As efforts to increase sustainability have gained momentum across industry sectors, professional sports have demonstrated renewed and creative dedication to green solutions. In the outline of its proposal, the Paris 2024 Olympics bid committee promised to present the “Greenest Games Ever,” a pledge that proved persuasive to the International Olympic Committee’s selecting the city as the host site of the Games. The upcoming Games expects to reduce emissions by up to 55 percent of what prior Games in Rio and London produced by focusing on repurposing existing venues. The only new structures will be an aquatics center and temporary buildings, constructed with low-carbon materials. All spectators will be able to take public or shared transit to the events, relying on metro, commuter rails, buses, and bicycles. 85 percent of athletes will be housed within 30 minutes of their competition site, similarly reducing their associated travel.

Germany, arguably one of the most climate-forward nations in the world, took the emphasis on sustainability a step further in its successful bid to host the 2024 UEFA European Football Championship. The governing body has outlined 14 initiatives that the tournament will promote, including the introduction of sustainable long-distance travel for fans, the creation of the German Sports Climate Fund “to make the funding available and promote ecological behavior” by local clubs, and the uptake of renewable energy.


While these green solutions have often originated across the Atlantic, more and more North A merican teams are beginning to prioritize environmentally friendly models. The four major sports leagues have each adopted some sort of green initiative and partnered with the Green Sports Alliance, a group that focuses on advancing “social and environmental responsibility using the influence of sports.” But the greatest strides are coming from individual teams. The Philadelphia Eagles offset their carbon emissions from air travel by planting trees in Pennsylvania and for a wildlife refuge in Louisiana. The Cleveland Guardians not only have a recycling program that diverts 25 percent of waste from the landfill, but they became the first team to have a wind turbine power part of their facility. The Red Sox have outfitted Fenway with a solar array that produces nearly 40 percent of the needed electrical energy.

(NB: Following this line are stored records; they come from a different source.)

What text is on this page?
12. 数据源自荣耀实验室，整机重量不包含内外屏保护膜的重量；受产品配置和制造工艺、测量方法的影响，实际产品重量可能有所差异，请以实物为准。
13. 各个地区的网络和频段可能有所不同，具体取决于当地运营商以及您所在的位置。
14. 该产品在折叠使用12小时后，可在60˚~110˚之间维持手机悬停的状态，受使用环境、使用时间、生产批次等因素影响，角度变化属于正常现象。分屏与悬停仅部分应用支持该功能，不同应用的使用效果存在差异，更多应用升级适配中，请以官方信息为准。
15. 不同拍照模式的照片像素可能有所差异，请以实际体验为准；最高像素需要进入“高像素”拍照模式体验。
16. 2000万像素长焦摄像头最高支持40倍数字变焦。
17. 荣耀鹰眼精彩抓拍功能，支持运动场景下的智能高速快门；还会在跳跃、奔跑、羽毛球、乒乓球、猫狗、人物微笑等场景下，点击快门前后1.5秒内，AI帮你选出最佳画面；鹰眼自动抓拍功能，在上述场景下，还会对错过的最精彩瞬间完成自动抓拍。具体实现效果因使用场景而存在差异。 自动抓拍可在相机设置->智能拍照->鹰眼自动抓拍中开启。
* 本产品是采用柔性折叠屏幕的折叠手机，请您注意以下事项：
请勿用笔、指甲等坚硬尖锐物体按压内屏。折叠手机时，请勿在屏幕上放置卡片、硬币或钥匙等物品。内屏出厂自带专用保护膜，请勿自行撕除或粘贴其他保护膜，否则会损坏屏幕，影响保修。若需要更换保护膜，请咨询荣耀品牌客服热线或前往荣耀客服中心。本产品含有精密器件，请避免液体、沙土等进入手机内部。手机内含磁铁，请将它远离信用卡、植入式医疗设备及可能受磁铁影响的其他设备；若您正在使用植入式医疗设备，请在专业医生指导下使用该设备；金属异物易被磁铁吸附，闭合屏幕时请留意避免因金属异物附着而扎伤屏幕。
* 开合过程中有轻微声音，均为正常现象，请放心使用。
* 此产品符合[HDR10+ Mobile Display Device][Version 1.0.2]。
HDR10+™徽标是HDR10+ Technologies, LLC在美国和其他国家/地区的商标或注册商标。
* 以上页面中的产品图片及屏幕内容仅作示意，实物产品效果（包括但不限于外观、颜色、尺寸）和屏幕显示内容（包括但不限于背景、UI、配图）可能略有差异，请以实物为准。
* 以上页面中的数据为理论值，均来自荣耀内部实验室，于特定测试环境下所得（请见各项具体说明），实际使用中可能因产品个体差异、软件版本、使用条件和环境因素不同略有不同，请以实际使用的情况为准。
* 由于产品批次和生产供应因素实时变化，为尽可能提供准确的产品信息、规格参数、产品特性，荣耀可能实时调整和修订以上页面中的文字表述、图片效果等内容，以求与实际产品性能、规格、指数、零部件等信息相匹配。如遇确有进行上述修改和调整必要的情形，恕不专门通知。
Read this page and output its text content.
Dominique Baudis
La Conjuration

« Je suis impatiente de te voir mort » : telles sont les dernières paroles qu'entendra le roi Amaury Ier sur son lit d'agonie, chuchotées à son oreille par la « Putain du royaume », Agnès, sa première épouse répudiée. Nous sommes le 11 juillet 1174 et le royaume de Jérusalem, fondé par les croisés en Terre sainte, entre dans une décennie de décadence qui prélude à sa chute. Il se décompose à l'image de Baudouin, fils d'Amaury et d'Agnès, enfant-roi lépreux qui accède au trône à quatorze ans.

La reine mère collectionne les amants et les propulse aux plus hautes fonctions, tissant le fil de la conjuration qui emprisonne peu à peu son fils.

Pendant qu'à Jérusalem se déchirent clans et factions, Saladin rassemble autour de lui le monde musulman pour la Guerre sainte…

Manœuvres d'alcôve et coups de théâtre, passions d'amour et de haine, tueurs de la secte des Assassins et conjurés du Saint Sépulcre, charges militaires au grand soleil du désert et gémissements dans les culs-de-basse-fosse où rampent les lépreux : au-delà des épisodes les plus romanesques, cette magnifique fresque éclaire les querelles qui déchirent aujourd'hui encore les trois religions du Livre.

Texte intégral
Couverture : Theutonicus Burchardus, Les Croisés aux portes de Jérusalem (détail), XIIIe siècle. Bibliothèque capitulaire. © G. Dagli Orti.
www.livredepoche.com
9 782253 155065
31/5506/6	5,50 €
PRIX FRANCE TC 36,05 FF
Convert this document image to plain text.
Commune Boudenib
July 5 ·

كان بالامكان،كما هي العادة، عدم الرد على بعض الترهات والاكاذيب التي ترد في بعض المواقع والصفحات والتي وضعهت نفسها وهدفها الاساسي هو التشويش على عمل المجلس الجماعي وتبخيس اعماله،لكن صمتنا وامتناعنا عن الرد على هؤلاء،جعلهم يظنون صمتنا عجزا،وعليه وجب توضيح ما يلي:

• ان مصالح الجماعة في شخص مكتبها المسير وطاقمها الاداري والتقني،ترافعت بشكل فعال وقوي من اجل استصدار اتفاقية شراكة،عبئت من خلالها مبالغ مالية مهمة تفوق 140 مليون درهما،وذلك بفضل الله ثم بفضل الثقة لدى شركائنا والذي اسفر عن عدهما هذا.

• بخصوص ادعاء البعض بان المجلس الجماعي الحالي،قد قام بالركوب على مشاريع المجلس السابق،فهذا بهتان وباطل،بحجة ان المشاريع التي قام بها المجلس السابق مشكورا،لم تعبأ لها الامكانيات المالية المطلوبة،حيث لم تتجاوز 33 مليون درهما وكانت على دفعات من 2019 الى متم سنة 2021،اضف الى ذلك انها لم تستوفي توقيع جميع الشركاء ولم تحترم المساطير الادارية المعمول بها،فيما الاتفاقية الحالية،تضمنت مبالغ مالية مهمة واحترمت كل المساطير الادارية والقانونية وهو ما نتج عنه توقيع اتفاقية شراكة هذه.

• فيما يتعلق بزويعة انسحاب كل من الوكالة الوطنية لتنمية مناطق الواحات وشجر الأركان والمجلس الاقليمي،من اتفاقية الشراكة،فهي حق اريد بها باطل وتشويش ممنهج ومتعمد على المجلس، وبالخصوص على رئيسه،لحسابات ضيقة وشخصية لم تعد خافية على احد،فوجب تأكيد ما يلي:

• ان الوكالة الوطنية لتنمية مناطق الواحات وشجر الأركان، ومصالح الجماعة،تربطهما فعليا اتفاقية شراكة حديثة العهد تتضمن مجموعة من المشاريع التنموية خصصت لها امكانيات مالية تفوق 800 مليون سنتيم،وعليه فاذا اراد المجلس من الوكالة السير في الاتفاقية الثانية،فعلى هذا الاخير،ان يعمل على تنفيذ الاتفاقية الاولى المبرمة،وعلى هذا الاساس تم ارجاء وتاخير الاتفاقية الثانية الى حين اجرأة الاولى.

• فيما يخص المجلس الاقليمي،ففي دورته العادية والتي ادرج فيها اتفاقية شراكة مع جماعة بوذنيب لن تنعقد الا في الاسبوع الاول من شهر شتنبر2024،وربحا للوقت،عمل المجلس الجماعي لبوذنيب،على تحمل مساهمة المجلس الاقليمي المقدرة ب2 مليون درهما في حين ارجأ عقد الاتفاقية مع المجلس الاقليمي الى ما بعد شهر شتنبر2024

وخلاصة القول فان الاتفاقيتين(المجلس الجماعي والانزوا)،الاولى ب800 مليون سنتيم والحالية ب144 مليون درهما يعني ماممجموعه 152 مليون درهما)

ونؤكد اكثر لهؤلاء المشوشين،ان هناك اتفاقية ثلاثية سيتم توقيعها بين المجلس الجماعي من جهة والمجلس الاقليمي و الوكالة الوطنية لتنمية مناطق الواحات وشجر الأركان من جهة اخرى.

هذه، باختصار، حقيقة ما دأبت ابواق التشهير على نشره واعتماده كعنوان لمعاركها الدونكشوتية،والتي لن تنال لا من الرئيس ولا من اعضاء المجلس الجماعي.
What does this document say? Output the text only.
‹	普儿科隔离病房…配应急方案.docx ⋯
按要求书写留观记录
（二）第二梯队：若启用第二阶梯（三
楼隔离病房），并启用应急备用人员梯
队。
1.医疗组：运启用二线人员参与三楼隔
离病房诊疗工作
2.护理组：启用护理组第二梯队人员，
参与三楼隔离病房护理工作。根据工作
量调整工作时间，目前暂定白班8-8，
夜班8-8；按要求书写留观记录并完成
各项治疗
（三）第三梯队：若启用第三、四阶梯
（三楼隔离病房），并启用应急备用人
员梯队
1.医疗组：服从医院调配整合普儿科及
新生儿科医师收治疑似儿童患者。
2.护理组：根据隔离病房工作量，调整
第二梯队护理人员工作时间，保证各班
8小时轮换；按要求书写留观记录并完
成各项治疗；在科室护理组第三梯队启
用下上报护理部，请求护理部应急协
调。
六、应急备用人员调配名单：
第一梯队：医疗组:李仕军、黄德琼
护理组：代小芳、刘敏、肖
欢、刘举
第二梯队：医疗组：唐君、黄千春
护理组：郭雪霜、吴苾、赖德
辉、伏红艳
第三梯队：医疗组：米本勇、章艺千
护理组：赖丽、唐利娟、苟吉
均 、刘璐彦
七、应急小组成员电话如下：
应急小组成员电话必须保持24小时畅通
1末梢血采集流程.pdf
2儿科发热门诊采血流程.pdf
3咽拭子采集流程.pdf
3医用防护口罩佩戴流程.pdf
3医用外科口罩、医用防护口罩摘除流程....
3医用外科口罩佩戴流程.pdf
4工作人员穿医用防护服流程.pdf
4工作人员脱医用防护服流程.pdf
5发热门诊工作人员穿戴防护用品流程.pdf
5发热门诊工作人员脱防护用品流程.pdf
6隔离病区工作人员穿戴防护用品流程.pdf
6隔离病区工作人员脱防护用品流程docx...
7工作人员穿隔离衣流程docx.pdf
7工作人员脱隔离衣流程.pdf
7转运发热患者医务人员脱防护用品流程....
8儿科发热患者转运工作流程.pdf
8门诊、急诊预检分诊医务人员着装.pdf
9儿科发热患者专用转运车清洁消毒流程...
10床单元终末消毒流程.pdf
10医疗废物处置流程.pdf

The City of Seattle has supported its sports teams in driving eco-conscious competition. Seattle Sounders FC became the first professional soccer team in North America to go entirely carbon-neutral, driven by “the immense responsibility we have as environmental stewards,” according to owner Adrian Hanauer. For more than a decade, the Seattle Mariners have led MLB in sustainability efforts through hosting the first carbon-neutral game in 2008, installing the first LED stadium lights in 2014, and generating almost entirely recyclable products. Most recently, the construction of Climate Pledge A rena, which houses the WNBA’s Seattle Storm and the NHL’s newly formed Seattle Kraken, has provided a template to revolutionize the design of sports venues. The 740,000-square-foot space was designed with three goals, according to its architecture firm Populous: “to create the most sustainable arena in the world, to responsibly revitalize a historic landmark and to cultivate the ultimate fan experience.” Powered entirely by electric and solar energy, the arena will be the first to earn a net-zero carbon certification, meaning all energy use and emissions will be offset. To create an innovative “rain-to-rink” system for the Kraken, rainwater is captured, filtered, and used to resurface the ice for the hockey rink. Other initiatives underway at the Climate Pledge Arena include its integration into existing public transport networks, the preservation of green space for community members, and a focus on creating zero waste consumption by 2024.


Of course, the climate crisis is only going to worsen, and professional sports must continue to advance their initiatives. So what other sustainability initiatives are on the horizon? Some teams
are opting for entirely vegan menus and locally sourced food; others are creating ‘climate’ tickets that grant access to public transport and contribute to sustainability programs for a small premium. The sports world will continue to look towards creating solutions. As Scott Jenkins, a cofounder of Green Sports Alliance, told The New York Times: “We have an urgent need to act and business as usual is not going to cut it. The challenge is, how do we get others to follow?